New York City has a reputation for danger and lawlessness that's utterly undeserved these days, being one of the safer large cities in the country.
In fact, it's hard to find illicit substances, misbehavior, and sexual perversity for sale even if you go looking for it--which is hardly the Big Apple of old.
Mayor Michael Bloomberg, in his third and last term, continues to work toward better behavior on the part of citizens and visitors alike.
He told reporters at a press conference yesterday that if he had his way, there would be a red-light camera "on every corner" to stem the dangerous habits of drivers who try to beat the light--despite hordes of eager pedestrians who may already be halfway through intersections as the light turns yellow.
Red light cameras found to cause more accidents
The mayor wants to increase the current 150 red-light cameras to 225, but under byzantine New York State law, the city can install them but must get state legislature approval to collect fines from any violations.
Approval to collect fines is presently being held up by the State Assembly.
Drivers may wonder whether there will a similar crackdown on jaywalkers, who they may argue put themselves in harm's way.
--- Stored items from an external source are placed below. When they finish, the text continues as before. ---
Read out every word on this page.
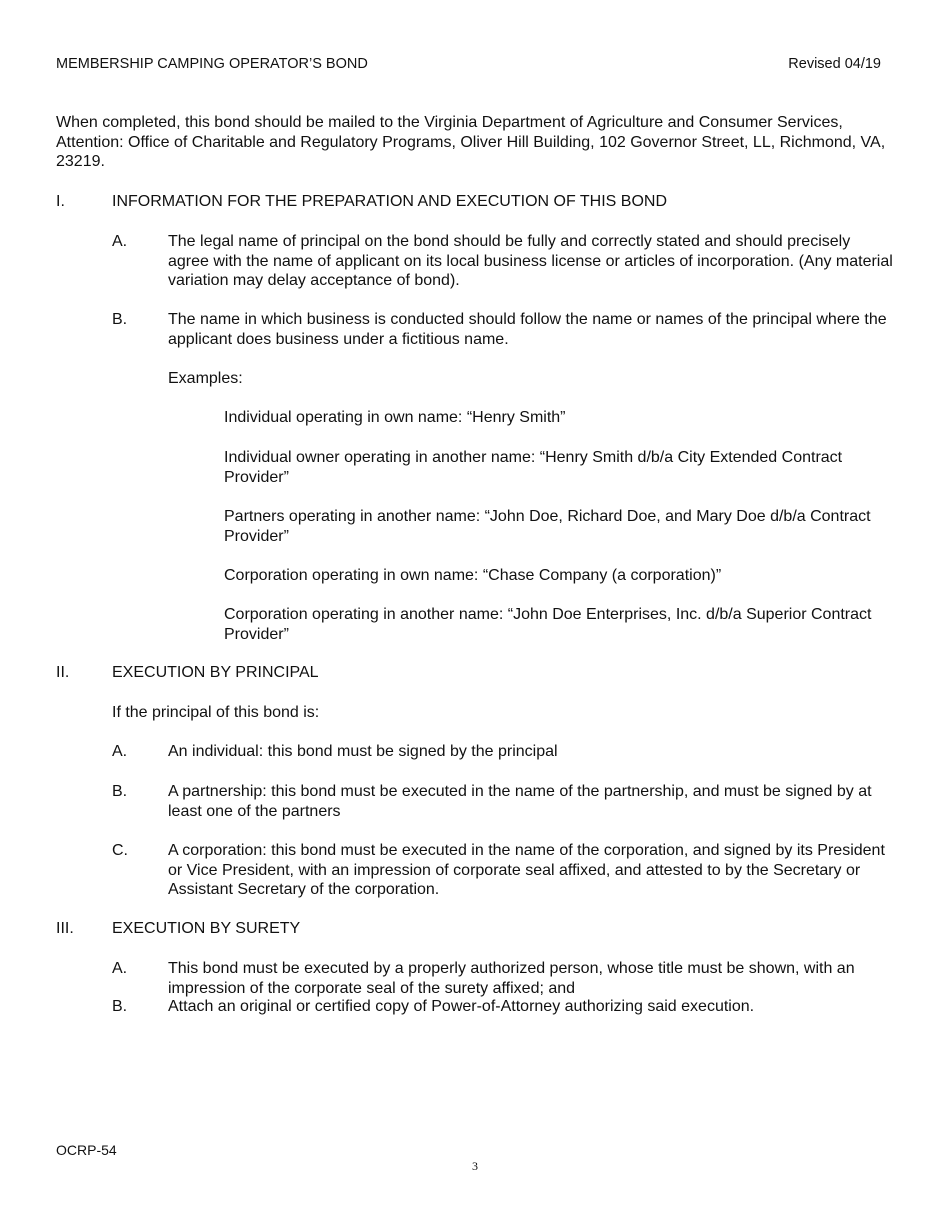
MEMBERSHIP CAMPING OPERATOR’S BOND	Revised 04/19

When completed, this bond should be mailed to the Virginia Department of Agriculture and Consumer Services, Attention: Office of Charitable and Regulatory Programs, Oliver Hill Building, 102 Governor Street, LL, Richmond, VA, 23219.

I.	INFORMATION FOR THE PREPARATION AND EXECUTION OF THIS BOND
A.	The legal name of principal on the bond should be fully and correctly stated and should precisely agree with the name of applicant on its local business license or articles of incorporation. (Any material variation may delay acceptance of bond).

B.	The name in which business is conducted should follow the name or names of the principal where the applicant does business under a fictitious name.

Examples:

Individual operating in own name: “Henry Smith”

Individual owner operating in another name: “Henry Smith d/b/a City Extended Contract Provider”

Partners operating in another name: “John Doe, Richard Doe, and Mary Doe d/b/a Contract Provider”

Corporation operating in own name: “Chase Company (a corporation)”

Corporation operating in another name: “John Doe Enterprises, Inc. d/b/a Superior Contract Provider”

II.	EXECUTION BY PRINCIPAL
If the principal of this bond is:
A.	An individual: this bond must be signed by the principal

B.	A partnership: this bond must be executed in the name of the partnership, and must be signed by at least one of the partners

C.	A corporation: this bond must be executed in the name of the corporation, and signed by its President or Vice President, with an impression of corporate seal affixed, and attested to by the Secretary or Assistant Secretary of the corporation.

III. EXECUTION BY SURETY
A.	This bond must be executed by a properly authorized person, whose title must be shown, with an impression of the corporate seal of the surety affixed; and

B.	Attach an original or certified copy of Power-of-Attorney authorizing said execution.

OCRP-54
3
There's a simple answer to that: NO.
Bloomberg's predecessor, the not-without-controversy Rudy Giuliani, proposed an initiative to tame jaywalking by arresting and prosecuting jaywalkers.
In one of his relatively few law-and-order defeats, he was roundly derided and laughed at, and the enforcement measure died quickly and quietly.
Besides, there are simply more pedestrians than vehicles in the city of 8 million. And in NYC, usually big numbers win.